Isto se deve à galopante mortalidade das árvores, principalmente de coníferas, que dizimou as florestas como resultado da seca e de uma invasão de besouros. Em Sierra Nevada, na Califórnia, algumas zonas perderam 90% de suas árvores, obrigando as autoridades a decretarem "estado de emergência".

'Eruptivos e imprevisíveis' 

O que isto tem a ver com o aumento dos incêndios? Os fatores em jogo são "complexos" e algumas vezes enganosos, adverte Brandon  Collins, coautor de um estudo sobre este assunto.

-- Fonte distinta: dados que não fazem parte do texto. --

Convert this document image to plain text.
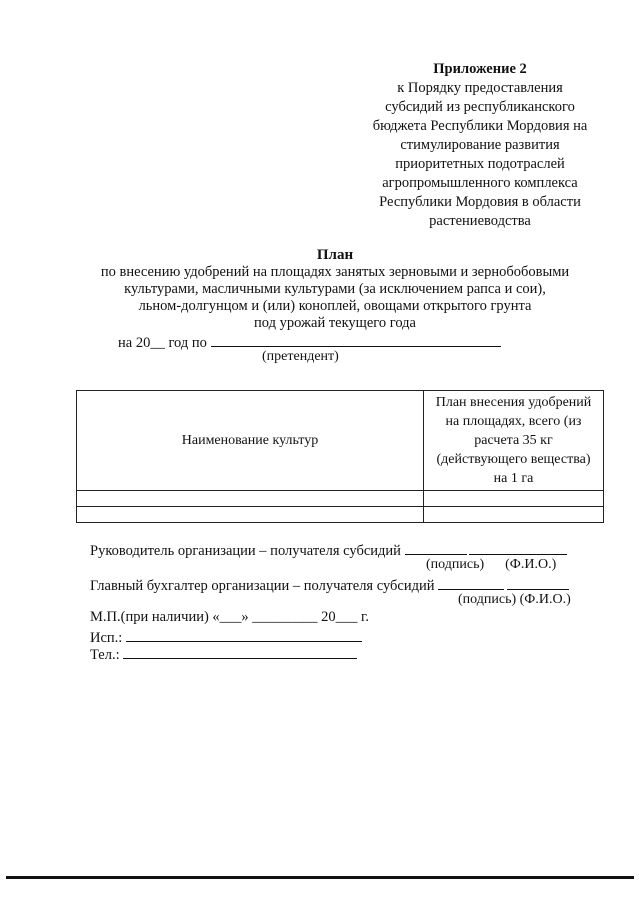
Приложение 2
к Порядку предоставления
субсидий из республиканского
бюджета Республики Мордовия на
стимулирование развития
приоритетных подотраслей
агропромышленного комплекса
Республики Мордовия в области
растениеводства
План
по внесению удобрений на площадях занятых зерновыми и зернобобовыми
культурами, масличными культурами (за исключением рапса и сои),
льном-долгунцом и (или) коноплей, овощами открытого грунта
под урожай текущего года
на 20__ год по
(претендент)
Наименование культур	План внесения удобрений
на площадях, всего (из
расчета 35 кг
(действующего вещества)
на 1 га

Руководитель организации – получателя субсидий
(подпись) (Ф.И.О.)
Главный бухгалтер организации – получателя субсидий
(подпись) (Ф.И.О.)
М.П.(при наличии) «___» _________ 20___ г.
Исп.:
Тел.:
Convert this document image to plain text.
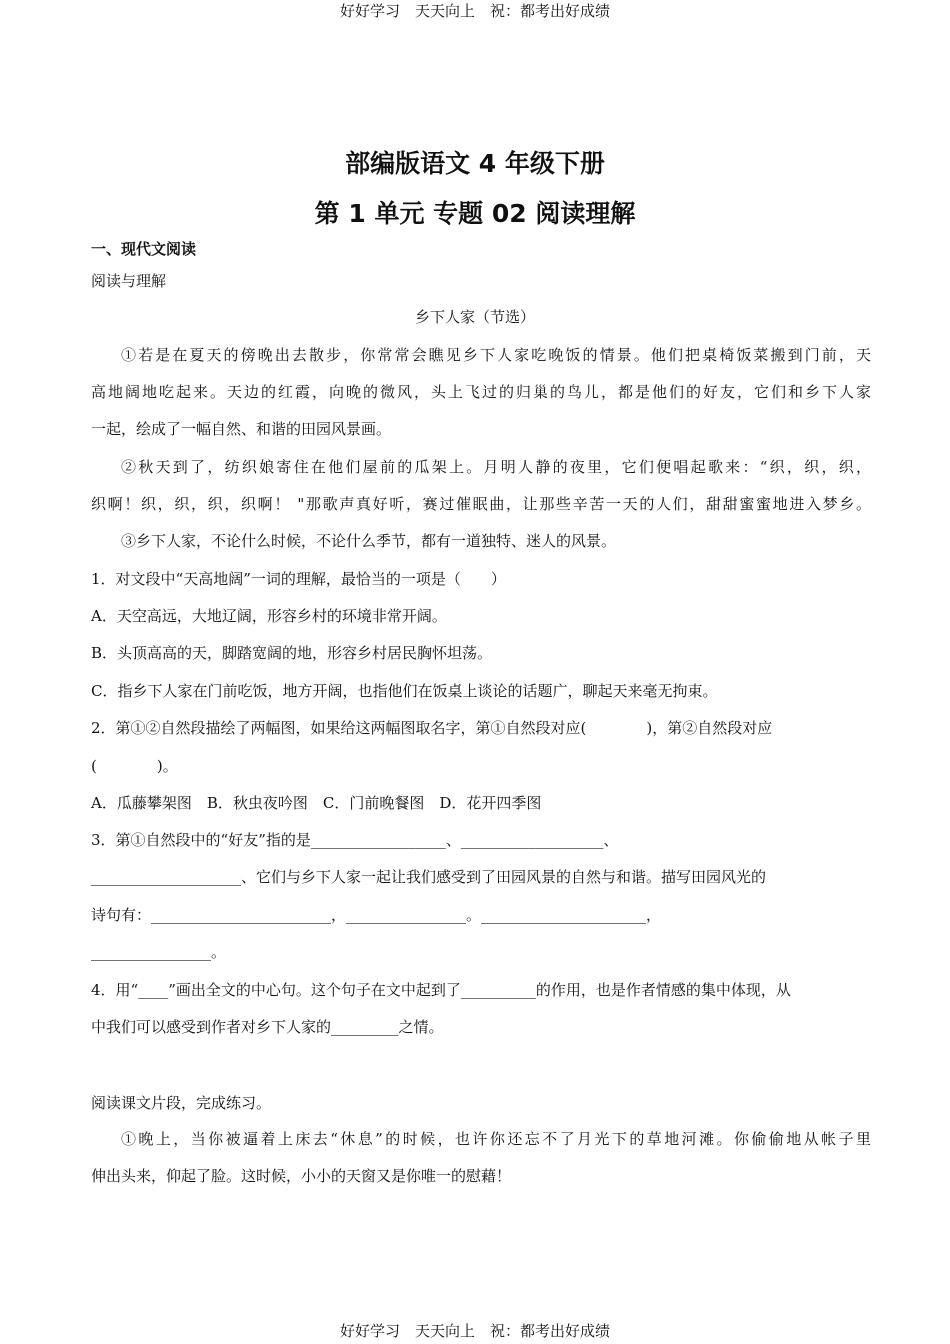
好好学习　天天向上　祝：都考出好成绩
部编版语文 4 年级下册
第 1 单元 专题 02 阅读理解
一、现代文阅读
阅读与理解
乡下人家（节选）
①若是在夏天的傍晚出去散步，你常常会瞧见乡下人家吃晚饭的情景。他们把桌椅饭菜搬到门前，天
高地阔地吃起来。天边的红霞，向晚的微风，头上飞过的归巢的鸟儿，都是他们的好友，它们和乡下人家
一起，绘成了一幅自然、和谐的田园风景画。
②秋天到了，纺织娘寄住在他们屋前的瓜架上。月明人静的夜里，它们便唱起歌来：“织，织，织，
织啊！织，织，织，织啊！ "那歌声真好听，赛过催眠曲，让那些辛苦一天的人们，甜甜蜜蜜地进入梦乡。
③乡下人家，不论什么时候，不论什么季节，都有一道独特、迷人的风景。
1．对文段中“天高地阔”一词的理解，最恰当的一项是（　　）
A．天空高远，大地辽阔，形容乡村的环境非常开阔。
B．头顶高高的天，脚踏宽阔的地，形容乡村居民胸怀坦荡。
C．指乡下人家在门前吃饭，地方开阔，也指他们在饭桌上谈论的话题广，聊起天来毫无拘束。
2．第①②自然段描绘了两幅图，如果给这两幅图取名字，第①自然段对应(　　　　)，第②自然段对应
(　　　　)。
A．瓜藤攀架图　B．秋虫夜吟图　C．门前晚餐图　D．花开四季图
3．第①自然段中的“好友”指的是__________________、___________________、
____________________、它们与乡下人家一起让我们感受到了田园风景的自然与和谐。描写田园风光的
诗句有：________________________，________________。______________________，
________________。
4．用“____”画出全文的中心句。这个句子在文中起到了__________的作用，也是作者情感的集中体现，从
中我们可以感受到作者对乡下人家的_________之情。
阅读课文片段，完成练习。
①晚上，当你被逼着上床去“休息”的时候，也许你还忘不了月光下的草地河滩。你偷偷地从帐子里
伸出头来，仰起了脸。这时候，小小的天窗又是你唯一的慰藉！
好好学习　天天向上　祝：都考出好成绩
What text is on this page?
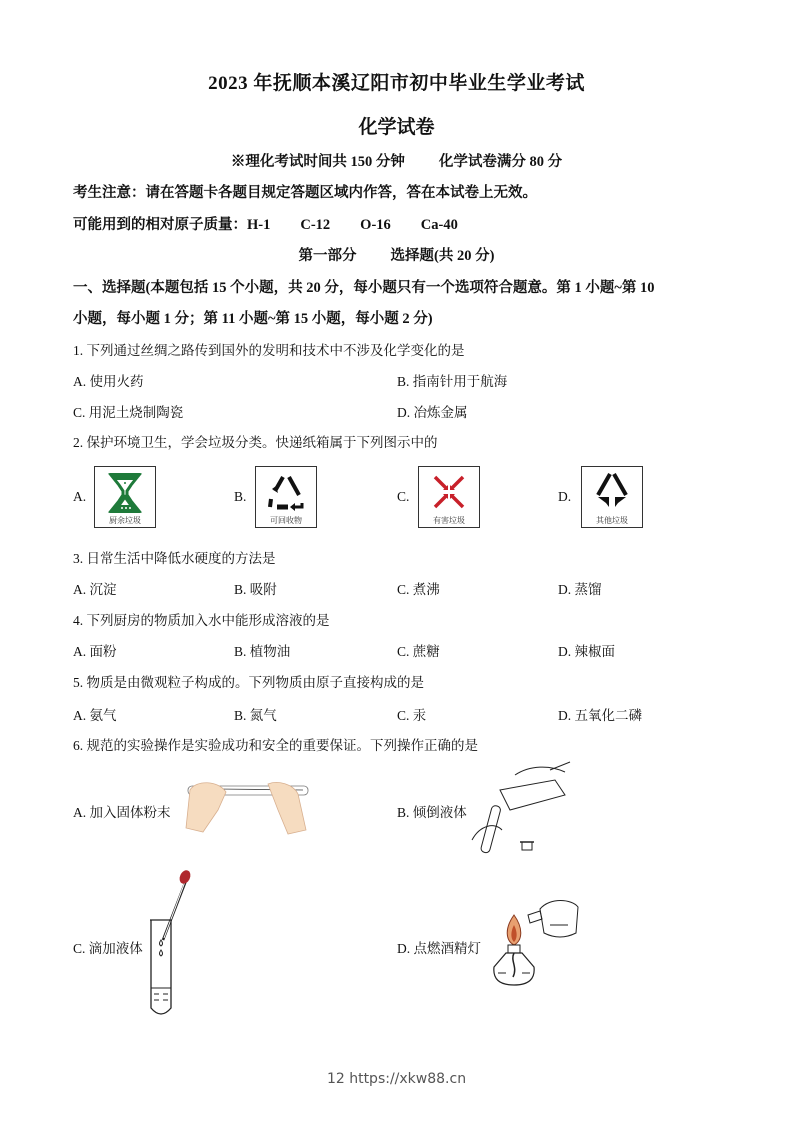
2023 年抚顺本溪辽阳市初中毕业生学业考试
化学试卷
※理化考试时间共 150 分钟 化学试卷满分 80 分
考生注意：请在答题卡各题目规定答题区域内作答，答在本试卷上无效。
可能用到的相对原子质量：H-1 C-12 O-16 Ca-40
第一部分 选择题(共 20 分)
一、选择题(本题包括 15 个小题，共 20 分，每小题只有一个选项符合题意。第 1 小题~第 10
小题，每小题 1 分；第 11 小题~第 15 小题，每小题 2 分)
1. 下列通过丝绸之路传到国外的发明和技术中不涉及化学变化的是
A. 使用火药	B. 指南针用于航海
C. 用泥土烧制陶瓷	D. 冶炼金属
2. 保护环境卫生，学会垃圾分类。快递纸箱属于下列图示中的
A.
厨余垃圾
B.
可回收物
C.
有害垃圾
D.
其他垃圾
3. 日常生活中降低水硬度的方法是
A. 沉淀	B. 吸附	C. 煮沸	D. 蒸馏
4. 下列厨房的物质加入水中能形成溶液的是
A. 面粉	B. 植物油	C. 蔗糖	D. 辣椒面
5. 物质是由微观粒子构成的。下列物质由原子直接构成的是
A. 氨气	B. 氮气	C. 汞	D. 五氧化二磷
6. 规范的实验操作是实验成功和安全的重要保证。下列操作正确的是
A. 加入固体粉末	B. 倾倒液体
C. 滴加液体	D. 点燃酒精灯
12 https://xkw88.cn
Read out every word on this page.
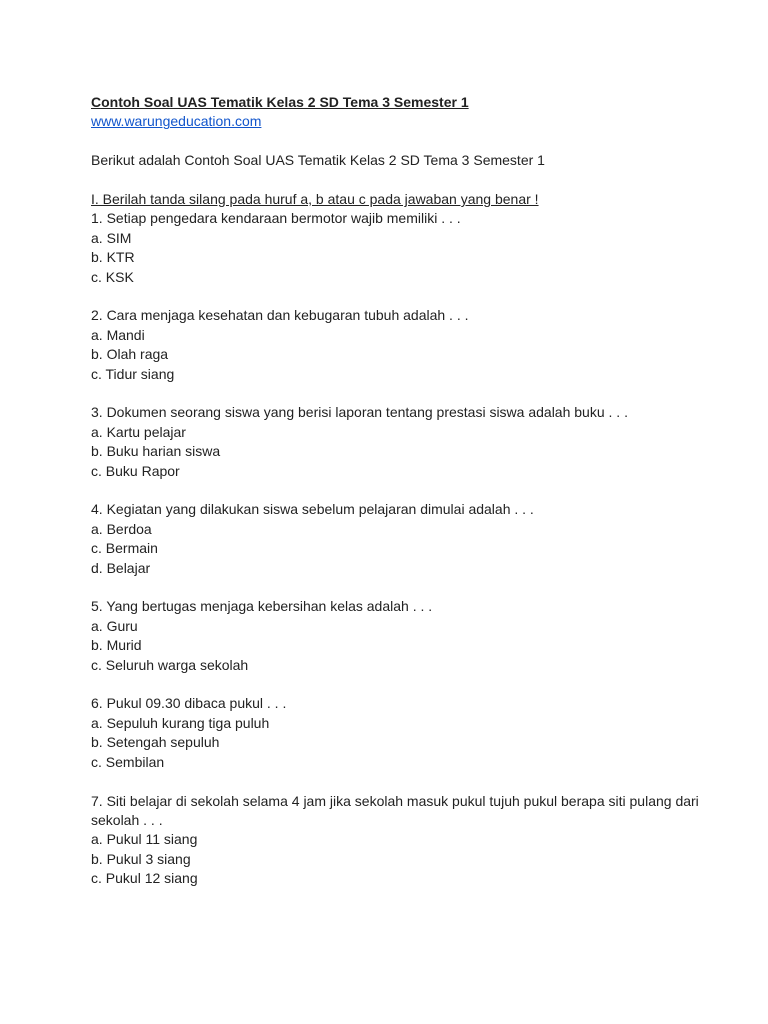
Contoh Soal UAS Tematik Kelas 2 SD Tema 3 Semester 1
www.warungeducation.com
Berikut adalah Contoh Soal UAS Tematik Kelas 2 SD Tema 3 Semester 1
I. Berilah tanda silang pada huruf a, b atau c pada jawaban yang benar !
1. Setiap pengedara kendaraan bermotor wajib memiliki . . .
a. SIM
b. KTR
c. KSK
2. Cara menjaga kesehatan dan kebugaran tubuh adalah . . .
a. Mandi
b. Olah raga
c. Tidur siang
3. Dokumen seorang siswa yang berisi laporan tentang prestasi siswa adalah buku . . .
a. Kartu pelajar
b. Buku harian siswa
c. Buku Rapor
4. Kegiatan yang dilakukan siswa sebelum pelajaran dimulai adalah . . .
a. Berdoa
c. Bermain
d. Belajar
5. Yang bertugas menjaga kebersihan kelas adalah . . .
a. Guru
b. Murid
c. Seluruh warga sekolah
6. Pukul 09.30 dibaca pukul . . .
a. Sepuluh kurang tiga puluh
b. Setengah sepuluh
c. Sembilan
7. Siti belajar di sekolah selama 4 jam jika sekolah masuk pukul tujuh pukul berapa siti pulang dari sekolah . . .
a. Pukul 11 siang
b. Pukul 3 siang
c. Pukul 12 siang
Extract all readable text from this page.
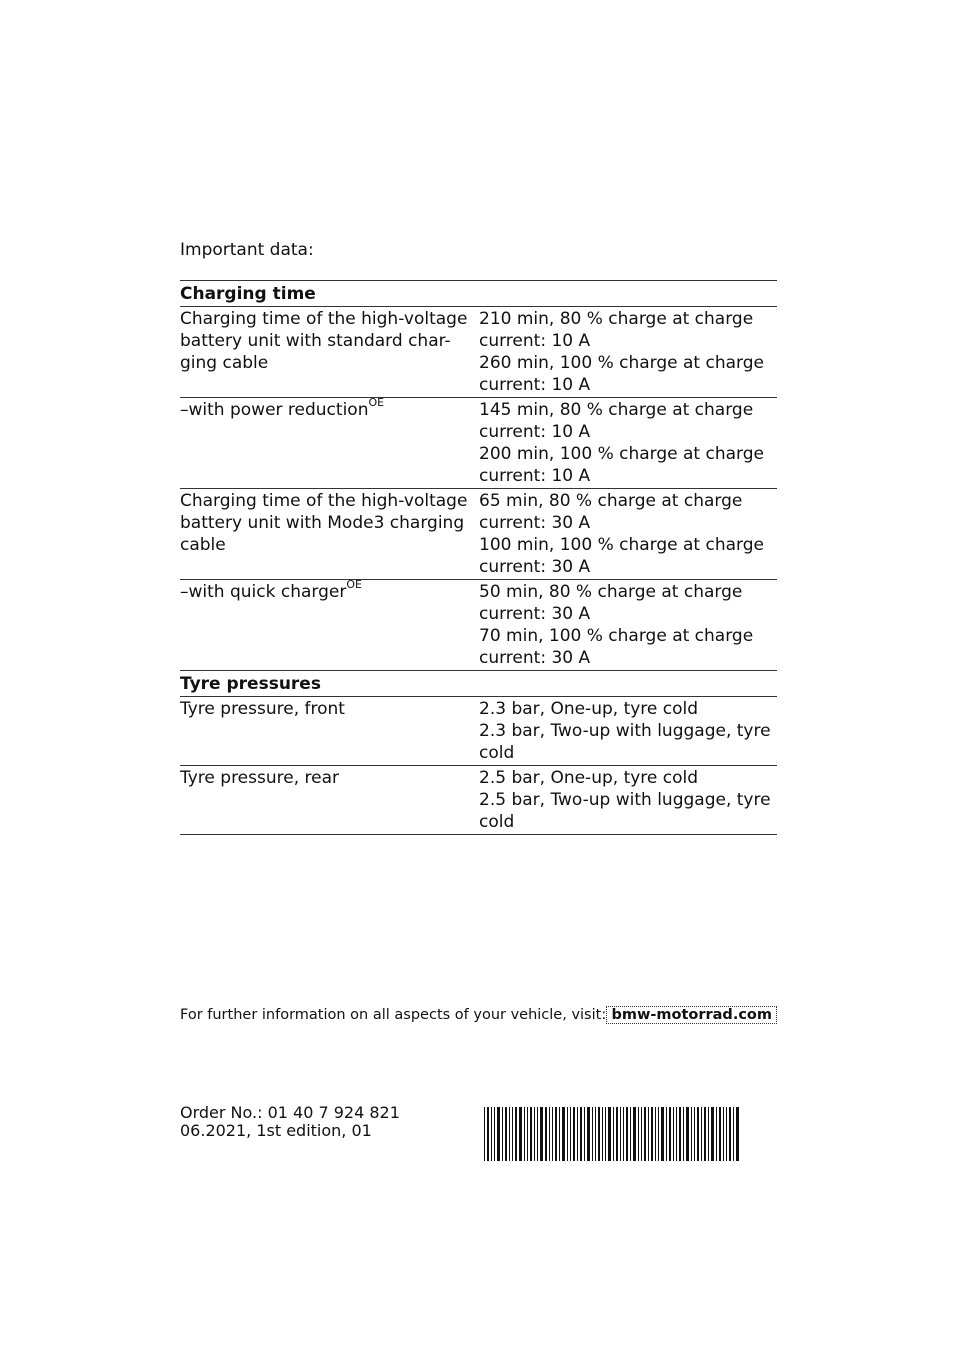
Important data:
Charging time	
Charging time of the high-voltage battery unit with standard char-ging cable	210 min, 80 % charge at charge current: 10 A
260 min, 100 % charge at charge current: 10 A

–with power reduction$^{OE}$	145 min, 80 % charge at charge current: 10 A
200 min, 100 % charge at charge current: 10 A

Charging time of the high-voltage battery unit with Mode3 charging cable	65 min, 80 % charge at charge current: 30 A
100 min, 100 % charge at charge current: 30 A

–with quick charger$^{OE}$	50 min, 80 % charge at charge current: 30 A
70 min, 100 % charge at charge current: 30 A

Tyre pressures	
Tyre pressure, front	2.3 bar, One-up, tyre cold
2.3 bar, Two-up with luggage, tyre cold

Tyre pressure, rear	2.5 bar, One-up, tyre cold
2.5 bar, Two-up with luggage, tyre cold
For further information on all aspects of your vehicle, visit: bmw-motorrad.com
Order No.: 01 40 7 924 821
06.2021, 1st edition, 01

"A simples interpretação é que tendo árvores mortas você tem muito mais combustível para os incêndios. Pode-se esperar que os incêndios queimem com maior intensidade e mais rápido", disse Collins à AFP.

Mas a natureza e o comportamento destes incêndios não muda fundamentalmente, acrescenta Collins, que faz pesquisas com o Serviço Florestal dos Estados Unidos e a Universidade da Califórnia em Berkeley.

"É em longo prazo, 10 ou 15 anos, que os problemas começam, quando um grande número de árvores cai ao solo em um curto período de tempo. Todos esses troncos criam condições muito diferentes das que conhecemos até agora, um acúmulo de combustível propício para 'fogos maciços' tão explosivos que podem criar sua própria interação com a atmosfera", advertiu Collins, que qualifica estes incêndios de "eruptivos e imprevisíveis", como nunca vimos antes.

É possível que esses incêndios não se propaguem de forma linear pelo dossel mas pelo solo, através de brasas e "bolsas" de combustível morto, explicou, e "não é um tipo de propagação de incêndios com o qual estamos acostumados. Sequer podemos manejá-lo em nossos modelos".

Regulação natural?

A mortalidade das árvores é resultado, principalmente, de um círculo vicioso que envolve o aquecimento do clima, que debilita a vegetação por conta das secas repetidas. As árvores também são muito vulneráveis às pragas, como o besouro de pinheiro, cujas larvas matam as coníferas em toda a costa do oeste, do Canadá à Califórnia.

"Mas além deste mecanismo, há o fato de que as florestas estão em mau estado há muito tempo", afirmou Brandon Collins, que aponta a má gestão humana.

Criticou o costume de "combater os incêndios a qualquer custo", o que, segundo ele, criou "uma densidade insustentável" para as florestas. "Se cedêssemos aos incêndios em pequena escala, isso permitiria limpar as florestas sem matar todas as árvores (...) como um mecanismo de regulação natural".

Assim como o pesquisador, outros atores envolvidos no combate de incêndios apoiam a ideia de retornar a um uso mais racional das florestas.

No ano passado, o serviço florestal americano anunciou que estava intensificando seus esforços para "reduzir as florestas densas demais e torná-las mais saudáveis e resistentes".

Ao ressaltar que 56% de seu orçamento anual havia sido consumido só na luta contra os incêndios, a agência federal pediu uma mudança estratégica, privilegiando especialmente "a restauração das florestas e a manutenção dos córregos", fatores de prevenção do fogo.